Но разве мог Мело сменить округ? Ему покровительствовал один сенатор, дядя со стороны матери, благодаря ему Мело и захватил свободное место в седьмом избирательном округе Баии. Остальные места уже были заняты. Кто же захочет теперь обменяться с ним и вступить в схватку с братом Лоривала Мендеса Фалкана, крупнейшего кофейного плантатора, имеющего влияние на президента республики? Доктор Мело срочно выехал в Ильеус.

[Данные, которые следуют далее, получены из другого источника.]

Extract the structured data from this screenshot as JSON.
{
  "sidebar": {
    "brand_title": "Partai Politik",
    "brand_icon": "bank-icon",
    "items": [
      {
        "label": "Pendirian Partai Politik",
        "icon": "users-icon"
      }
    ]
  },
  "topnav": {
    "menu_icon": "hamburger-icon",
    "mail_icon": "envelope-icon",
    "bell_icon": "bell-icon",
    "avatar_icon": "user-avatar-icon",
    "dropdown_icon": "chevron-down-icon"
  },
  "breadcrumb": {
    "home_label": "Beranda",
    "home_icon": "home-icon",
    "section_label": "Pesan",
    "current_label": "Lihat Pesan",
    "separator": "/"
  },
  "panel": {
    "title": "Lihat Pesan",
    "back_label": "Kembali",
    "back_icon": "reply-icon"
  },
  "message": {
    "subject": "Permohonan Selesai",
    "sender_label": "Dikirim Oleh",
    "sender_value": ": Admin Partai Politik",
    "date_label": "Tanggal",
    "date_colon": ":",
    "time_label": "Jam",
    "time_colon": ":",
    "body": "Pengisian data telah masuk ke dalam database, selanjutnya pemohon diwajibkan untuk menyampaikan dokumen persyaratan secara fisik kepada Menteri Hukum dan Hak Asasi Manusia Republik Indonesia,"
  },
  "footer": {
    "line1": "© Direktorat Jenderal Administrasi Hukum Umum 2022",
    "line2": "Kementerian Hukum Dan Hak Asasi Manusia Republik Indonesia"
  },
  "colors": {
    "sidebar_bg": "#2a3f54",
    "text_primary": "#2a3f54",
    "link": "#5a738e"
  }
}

Жоан Фулженсио согласился с Ньо Гало: самое лучшее, что мог предпринять в поддержку своей кандидатуры депутат Витор Мело, - это не появляться в Ильеусе. Ибо он был на редкость несимпатичной личностью.
– Меня тошнит от одного его вида... - сказал Ньо Гало.
Речи депутата Мело были малопонятны, поскольку изобиловали медицинскими терминами ("От его выступлений воняет карболкой", - утверждал Жоан Фулженсио) . Голос у него был отвратительный - высокий, почти женский, пиджаки он носил странного покроя, с поясом, и, наверно, прослыл бы гомосексуалистом, если бы не был таким бабником.
– Этот Мело - Тонико в кубе, - определил Ньо Гало.
Тонико решил съездить с женой в Баию. Он рассчитывал, что в Ильеусе тем временем окончательно забудут его печально окончившееся похождение. Боясь, что противники воспользуются этой историей, Тонико не пожелал принять участие в избирательной кампании. Разве не прибили на стену его дома рисунок, сделанный цветным карандашом, на котором было изображено, как он удирает в одних кальсонах - клевета, он выскочил в брюках! - и кричит "караул"? А внизу были нацарапаны грязные, неуклюжие стишки:
У депутата Витора Мело тоже были шансы получить пощечину, а может быть, и пулю. Этот высокомерный щеголь, опытный соблазнитель столичных дам, нервных пациенток, которых он излечивал на диване своего кабинета, едва завидев хорошенькую женщину, делал ей гнусное предложение. Его нисколько не интересовало, кто ее муж. На вечере в клубе "Прогресс" депутата спасло лишь своевременное вмешательство Алфредо Бастоса в момент, когда вспыльчивый Моасир Эстрела, совладелец автобусной компании, собирался набить благородную парламентскую физиономию Витора. Витор пошел танцевать с миловидной и скромной женой Моасира, которая с некоторых пор посещала клуб "Прогресс", поскольку предприятие мужа начало процветать. Сеньора посреди зала вдруг освободилась из объятий своего кавалера и громко воскликнула:
– Нахал!
Она рассказала подругам, что депутат все время пытался просунуть ногу между ее ногами и прижимал ее к груди так, будто хотел не танцевать, а заниматься чем-то другим. "Диарио де Ильеус" рассказала об этом инциденте в статье, написанной пламенным и неподкупным пером доктора и называвшейся "Хулиган, изгнанный с бала за недостойное поведение". Впрочем, изгнания, собственно, не было. Алфредо Бастос увел депутата с собой, оставив всех присутствовавших в волнении. Сам полковник Рамиро Бастос, узнав об этой и других выходках Витора Мело, признался друзьям:
– Аристотелес был прав. Если бы я знал об этом раньше, то не стал бы с ним ссориться и терять Итабуну.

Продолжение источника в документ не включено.